Музыканты заиграли на простых и стоячих гуслях
[49]; на дудках и гудах, зазвенели бубенцами, певцы запели старую прощальную песню, сложенную ещё во времена Дмитрия Донского. Выпив ещё полчары пива, Иван Васильевич поднялся из-за стола, утирая губы льняной ширинкою. Слуга Алексей поднёс ему княжью шапку взамен скуфейки, но Иван отказался и от шапки, и от скуфейки:
— Куда! И так жарко!
Один из иереев Успенского собора прочёл благодарственные молитвы, и все озабоченно стали двигаться, выходя из-за столов и направляясь к выходу. Тут Иван и подошёл к своей Алёне. Взял её за локоть, сразу почувствовав, как она напряглась вся струною, готовой либо запеть, либо лопнуть. Всё лицо её являло собой один вопрос: «Берёшь меня с собою?» И он знал, что, не дожидаясь приглашения, давно уж она собралась в дорогу, надеясь — вдруг да в последний миг скажет великий князь: «Беру! Едем со мною!»

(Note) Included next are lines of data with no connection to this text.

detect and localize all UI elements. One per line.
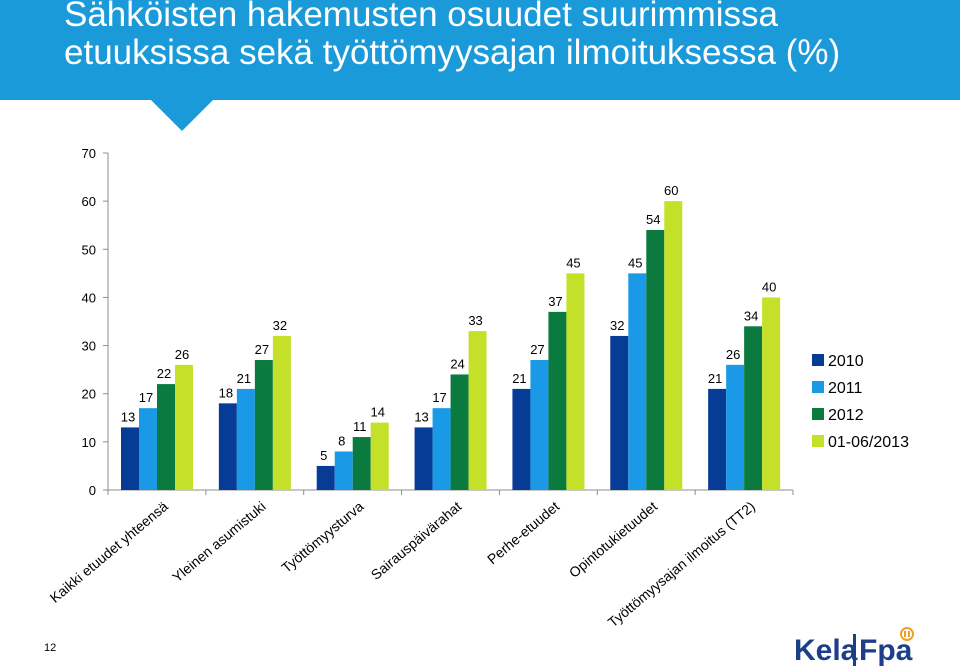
bar [352,437,371,490]
y-tick-label: 0 [89,483,96,498]
title-banner: Sähköisten hakemusten osuudet suurimmiss… [0,0,960,100]
data-label: 33 [468,313,482,328]
logo-emblem-bar-right [908,631,910,637]
legend-label: 2011 [828,380,863,397]
data-label: 22 [157,366,171,381]
data-label: 21 [708,371,722,386]
data-label: 17 [139,390,153,405]
logo-emblem-bar-left [904,631,906,637]
data-label: 37 [548,294,562,309]
bar [175,364,193,490]
data-label: 21 [237,371,251,386]
data-label: 18 [219,385,233,400]
bar [236,388,255,490]
bar [334,451,353,490]
x-category-label: Opintotukietuudet [566,498,660,581]
data-label: 27 [530,342,544,357]
logo-emblem-icon [900,627,914,641]
y-tick-label: 70 [82,146,96,161]
data-label: 60 [664,183,678,198]
legend-swatch [812,354,824,366]
y-tick-label: 40 [82,290,96,305]
data-label: 5 [320,448,327,463]
data-label: 21 [512,371,526,386]
bar [744,326,763,490]
bar [414,427,433,490]
data-label: 26 [726,347,740,362]
x-category-label: Työttömyysturva [278,498,367,576]
bar [708,388,727,490]
data-label: 54 [646,212,660,227]
y-tick-label: 30 [82,339,96,354]
bar [139,408,157,490]
legend-label: 2010 [828,353,864,370]
bar [272,335,291,490]
bar [432,408,451,490]
data-label: 45 [628,255,642,270]
bar [610,335,629,490]
page-title-line-2: etuuksissa sekä työttömyysajan ilmoituks… [64,33,841,72]
x-category-label: Kaikki etuudet yhteensä [47,498,171,606]
data-label: 13 [414,409,428,424]
bar [762,297,781,490]
bar [512,388,531,490]
y-tick-label: 60 [82,194,96,209]
page-title-line-1: Sähköisten hakemusten osuudet suurimmiss… [64,0,778,34]
data-label: 32 [610,318,624,333]
legend-label: 2012 [828,407,864,424]
legend-swatch [812,381,824,393]
y-tick-label: 10 [82,435,96,450]
bar [121,427,139,490]
data-label: 17 [432,390,446,405]
x-category-label: Yleinen asumistuki [169,498,269,585]
bar [157,384,175,490]
legend-label: 01-06/2013 [828,434,909,451]
y-tick-label: 50 [82,242,96,257]
data-label: 8 [338,433,345,448]
data-label: 27 [255,342,269,357]
data-label: 13 [121,409,135,424]
data-label: 34 [744,308,758,323]
logo-divider [853,634,856,666]
bar [646,230,665,490]
y-tick-label: 20 [82,387,96,402]
bar [218,403,237,490]
data-label: 26 [175,347,189,362]
logo-kela-text: Kela [794,634,858,666]
bar [566,273,585,490]
bar [316,465,335,490]
bar [370,422,389,490]
data-label: 45 [566,255,580,270]
bar [548,311,567,490]
bar [628,273,647,490]
x-category-label: Sairauspäivärahat [368,498,465,583]
legend-swatch [812,435,824,447]
x-category-label: Perhe-etuudet [484,498,562,567]
bar [726,364,745,490]
legend-swatch [812,408,824,420]
data-label: 24 [450,356,464,371]
data-label: 40 [762,279,776,294]
bar [468,331,487,490]
page-number: 12 [44,642,57,654]
bar [664,201,683,490]
data-label: 14 [370,405,384,420]
data-label: 32 [273,318,287,333]
kela-fpa-logo: Kela Fpa [794,627,914,666]
banner-notch [150,99,214,131]
bar [530,360,549,490]
data-label: 11 [353,419,367,434]
bar [450,374,469,490]
page-title: Sähköisten hakemusten osuudet suurimmiss… [64,0,944,72]
bar [254,360,273,490]
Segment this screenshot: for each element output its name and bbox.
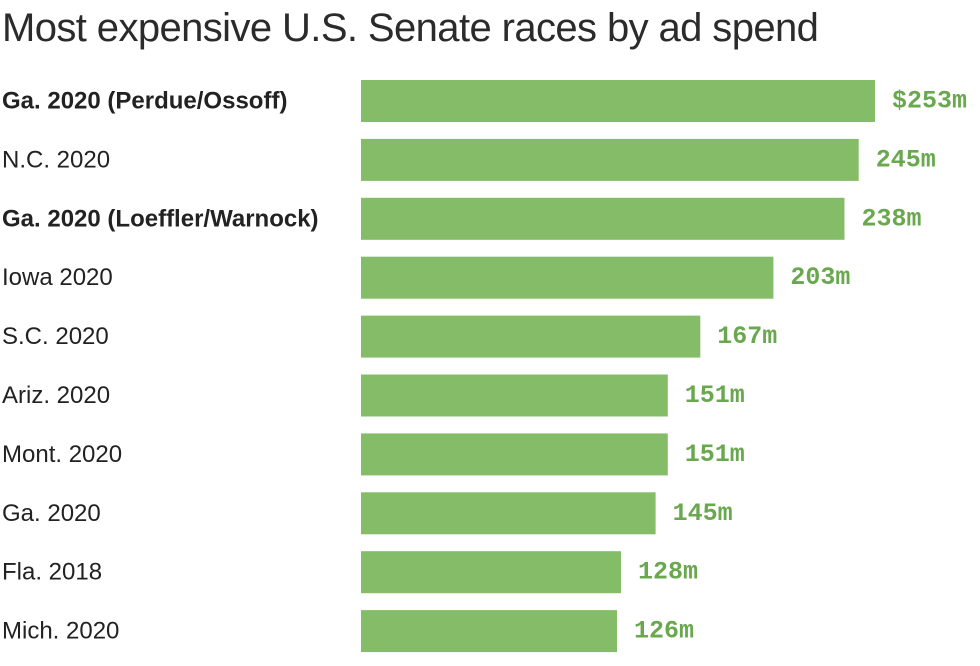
category-labels-group: Ga. 2020 (Perdue/Ossoff) N.C. 2020 Ga. 202…	[2, 88, 319, 645]
value-label-8: 128m	[638, 558, 698, 587]
chart-title: Most expensive U.S. Senate races by ad s…	[2, 6, 819, 50]
bar-6	[361, 433, 668, 476]
value-label-5: 151m	[685, 381, 745, 410]
category-label-9: Mich. 2020	[2, 618, 119, 645]
bar-4	[361, 315, 701, 358]
value-label-4: 167m	[717, 322, 777, 351]
value-label-7: 145m	[673, 499, 733, 528]
category-label-4: S.C. 2020	[2, 323, 109, 350]
bar-8	[361, 551, 621, 594]
value-label-6: 151m	[685, 440, 745, 469]
value-label-9: 126m	[634, 617, 694, 646]
category-label-0: Ga. 2020 (Perdue/Ossoff)	[2, 88, 287, 115]
value-labels-group: $253m 245m 238m 203m 167m 151m 151m 145m 128m 126…	[634, 87, 967, 646]
value-label-3: 203m	[790, 263, 850, 292]
value-label-0: $253m	[892, 87, 967, 116]
bar-5	[361, 374, 668, 417]
category-label-3: Iowa 2020	[2, 264, 113, 291]
category-label-5: Ariz. 2020	[2, 382, 110, 409]
bar-3	[361, 256, 774, 299]
category-label-6: Mont. 2020	[2, 441, 122, 468]
bar-2	[361, 197, 845, 240]
category-label-8: Fla. 2018	[2, 559, 102, 586]
category-label-1: N.C. 2020	[2, 146, 110, 173]
value-label-2: 238m	[862, 204, 922, 233]
bar-0	[361, 80, 875, 122]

— Ну, прощай, Алёнушка, — сказал Иван Васильевич, пытаясь скрыть волнение. — Не скоро свидимся теперь. Осенью жди меня.
Он прикоснулся губами к её щеке, а у неё даже не было сил ответить на его поцелуй, до того оцепенела. Стремясь не затягивать прощание, Иван отодвинулся, отвернулся и пошёл прочь, услышав за спиной, будто с того света:
— Храни Бог...
Глава пятая
С НАМИ БОГ, РАЗУМЕЙТЕ, ЯЗЫЦЫ!
Покинув дворец великого князя, митрополит и двое игуменов дали распоряжения монахам и причту, что, в общем-то, можно было и не делать, поскольку те прекрасно сами знали, как вести себя. Затем Филипп, Митрофан и Геннадий отправились через Красную площадь, в последний раз окидывая взором стоящие тут кругом здания — Казну, Благовещение, Архангельский, Успенье, гридню, Иоанна Лествичника, с колокольни которого сыпался трезвон, оповещающий о том, что уже скоро начнётся торжественный выход великокняжеского войска на войну. У крыльца Успенского собора Филипп заприметил любимца своего Никиту, молодого человека необыкновенных способностей, готовящегося к рукоположению в диаконы. Рядом с ним стоял дьяк великой княгини Марьи Ярославны, Степан Бородатый. Оба слыли на Москве непревзойдёнными книжниками, и Степан разве что возрастом старше намного да бородою своей необъятной виден, а так иной раз Никита запросто затыкал Степана за пояс. Бог и теперь они стояли друг против друга и спорили о Кирилле и Мефодии и о богоносности древнейших языков. Никита доказывал, что Кирилл и Мефодии допустили вольность, переведя Библию на славянский, что в греческом языке, как в надёжном ковчеге, должна храниться Божья Премудрость. Степан опровергал доводы Никиты тем, что в таком случае не надобно было переводить Священное Писание и с еврейского на греческий, ибо, следуя таким рассуждениям, еврейский должен быть ещё более надёжным ковчегом, нежели греческий.